Ghé, note-t-il, a beau se targuer de « réalisme », il n’aboutit en fait qu’à un

tableau mensonger, car il part d’une idée « à priori ». On ne s’explique pas en regardant son Christ si ordinaire l’étonnante fascination que Jésus exerçait sur ses disciples et les foules palestiniennes.

 

Ce n’est pas que Dostoïevski rejette toute forme de réalisme. (1)

 

(1)   Dostoïevski avait d’ailleurs sa propre conception du réalisme. Cf. cette étude, page….

 

Autrement, comment comprendre l’attirance équivoque qu’exerçait sur lui le tableau du Christ mort de Holbein, (2) et dont nous avons un écho dans « l’Idiot ».Les peintres ont, note-t-il, l’habitude de laisser sur le visage du Christ mort un reflet de sa surnaturelle beauté. Rien de tel dans le portrait du peintre allemand. Il y a là un cadavre humain portant l’empreinte de terribles souffrances qu'il a endurées. Son visage est d’une impitoyable réalité. Dostoïevski ne refuse pas cette vérité. Ce cadavre devait être, puisque Jésus a réellement souffert. (2)

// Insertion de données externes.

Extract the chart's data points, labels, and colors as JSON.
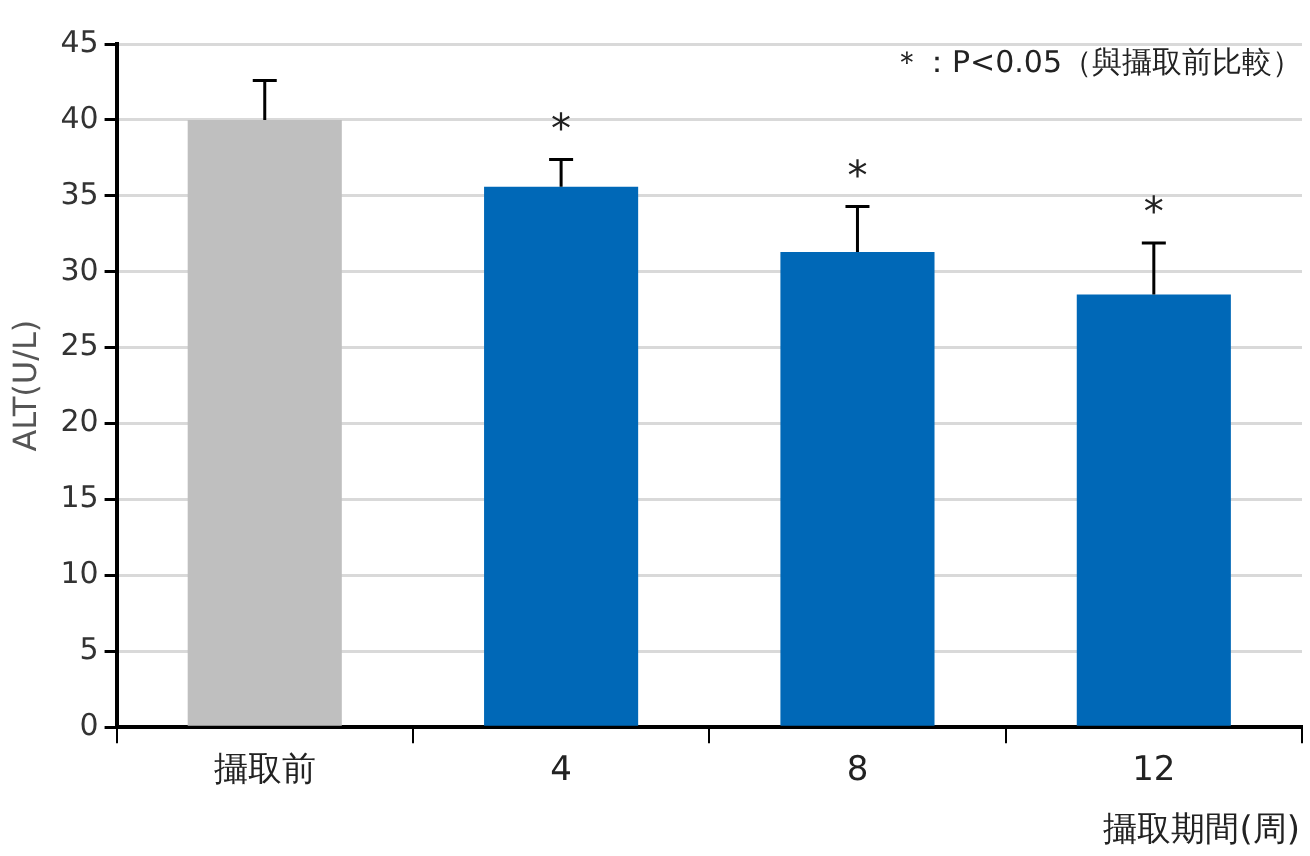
{
  "chart_data": {
    "type": "bar",
    "ylabel": "ALT(U/L)",
    "xlabel": "攝取期間(周)",
    "categories": [
      "攝取前",
      "4",
      "8",
      "12"
    ],
    "values": [
      40.0,
      35.6,
      31.3,
      28.5
    ],
    "colors": [
      "#bfbfbf",
      "#0068b7",
      "#0068b7",
      "#0068b7"
    ],
    "errors": [
      [
        40.0,
        42.6
      ],
      [
        35.6,
        37.4
      ],
      [
        31.3,
        34.3
      ],
      [
        28.5,
        31.9
      ]
    ],
    "ylim": [
      0,
      45
    ],
    "yticks": [
      0,
      5,
      10,
      15,
      20,
      25,
      30,
      35,
      40,
      45
    ],
    "grid": "y",
    "legend": false,
    "annotations": [
      "＊：P<0.05（與攝取前比較）",
      "*",
      "*",
      "*"
    ]
  }
}
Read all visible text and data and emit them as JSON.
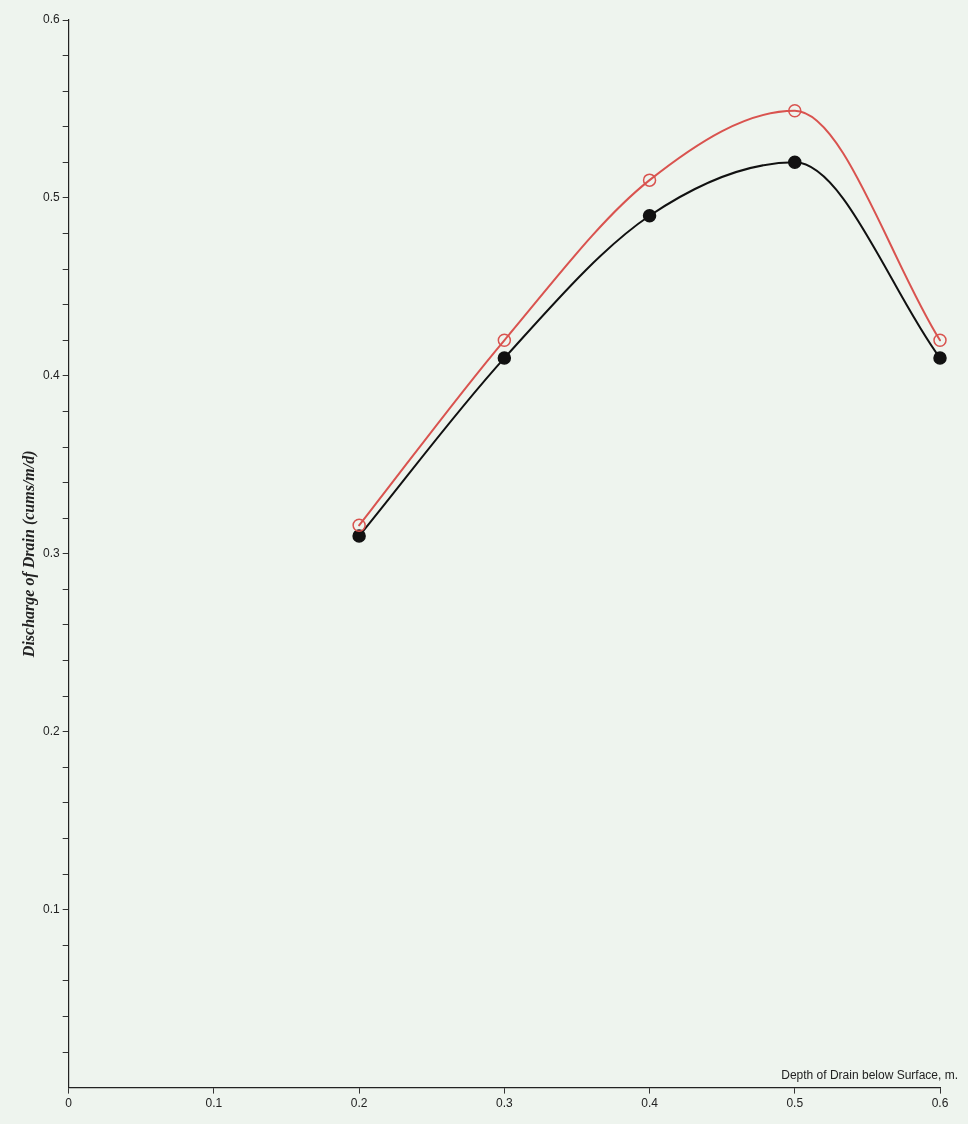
{
  "chart_data": {
    "type": "line",
    "xlabel": "Depth of Drain below Surface, m.",
    "ylabel": "Discharge of Drain (cums/m/d)",
    "x": [
      0.2,
      0.3,
      0.4,
      0.5,
      0.6
    ],
    "series": [
      {
        "color": "#d9534f",
        "values": [
          0.316,
          0.42,
          0.51,
          0.549,
          0.42
        ]
      },
      {
        "color": "#111111",
        "values": [
          0.31,
          0.41,
          0.49,
          0.52,
          0.41
        ]
      }
    ],
    "xlim": [
      0,
      0.6
    ],
    "ylim": [
      0,
      0.6
    ],
    "xticks": [
      0,
      0.1,
      0.2,
      0.3,
      0.4,
      0.5,
      0.6
    ],
    "yticks": [
      {
        "value": 0.02,
        "label": null
      },
      {
        "value": 0.04,
        "label": null
      },
      {
        "value": 0.06,
        "label": null
      },
      {
        "value": 0.08,
        "label": null
      },
      0.1,
      {
        "value": 0.12,
        "label": null
      },
      {
        "value": 0.14,
        "label": null
      },
      {
        "value": 0.16,
        "label": null
      },
      {
        "value": 0.18,
        "label": null
      },
      0.2,
      {
        "value": 0.22,
        "label": null
      },
      {
        "value": 0.24,
        "label": null
      },
      {
        "value": 0.26,
        "label": null
      },
      {
        "value": 0.28,
        "label": null
      },
      0.3,
      {
        "value": 0.32,
        "label": null
      },
      {
        "value": 0.34,
        "label": null
      },
      {
        "value": 0.36,
        "label": null
      },
      {
        "value": 0.38,
        "label": null
      },
      0.4,
      {
        "value": 0.42,
        "label": null
      },
      {
        "value": 0.44,
        "label": null
      },
      {
        "value": 0.46,
        "label": null
      },
      {
        "value": 0.48,
        "label": null
      },
      0.5,
      {
        "value": 0.52,
        "label": null
      },
      {
        "value": 0.54,
        "label": null
      },
      {
        "value": 0.56,
        "label": null
      },
      {
        "value": 0.58,
        "label": null
      },
      0.6
    ],
    "grid": false,
    "legend": false,
    "marker": "circle",
    "line_style": "solid"
  }
}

Mais quel obstacle pour la foi que ce corps tuméfié, affreusement défiguré, couvert d’atroces et de sanglantes ecchymoses, les yeux ouverts de l’éclat vitreux de la mort. Ses disciples, devant un si horrible spectacle, comment ont-ils pu croire que leur Maître ressusciterait ? Quelle chose terrible que ces lois qui n’ont même pas fléchi devant Celui qui, pendant sa vie, avait subjugué la nature en disant : « Thalita  Cumi » et la petite fille s’était levée, « Lazare, sors » et le mort était sorti du sépulcre . Du tableau de Holbein, on retient malgré soi l’impression d’une force obscure, insolente et stupidement éternelle à laquelle tout est assujetti, et qui vous domine malgré vous. (3)

 

(2)   Cf. « L’Idiot » page 496, déjà cité en cette étude, page…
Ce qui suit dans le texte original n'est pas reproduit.